The FDA issued Taiwan Biotech a warning letter, citing a number of issues with the company’s quality-control unit.
In a letter posted on the regulatory agency’s website, the FDA said an inspector uncovered problems with the Taiwanese drugmaker’s quality-control unit during an inspection of the plant in early September 2017. It said the company didn’t provide an adequate system for monitoring environmental conditions in aseptic processing areas.

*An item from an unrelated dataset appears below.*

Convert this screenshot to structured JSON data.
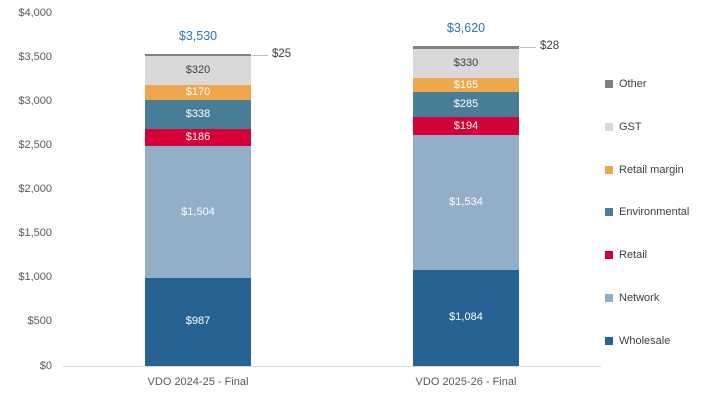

Taiwan Biotech, which was founded in 1945, produces drugs for the treatment of cardiovascular, diabetic, respiratory and eye care disease, according to its website.
During the inspection, the FDA found “numerous samples lacked basic documentation, including missing colony-forming unit (CFU) counts and the identity of the person who collected the sample,” the agency wrote, adding that a microbiology technician failed to collect required surface samples.
Additionally, Taiwan Biotech was cited for not following an adequate written testing program designed to assess the stability characteristics of drug products, and for failing to keep written records for the evaluation of the quality standards of each drug it produces in order to track drug product specifications and manufacturing and control procedures.
“Significant findings in this letter indicate that your quality unit is not able to fully exercise its authority and/or responsibilities,” the FDA wrote. “Your firm must provide the quality unit with appropriate authority and sufficient resources and staff to carry out its responsibilities and consistently ensure drug quality.”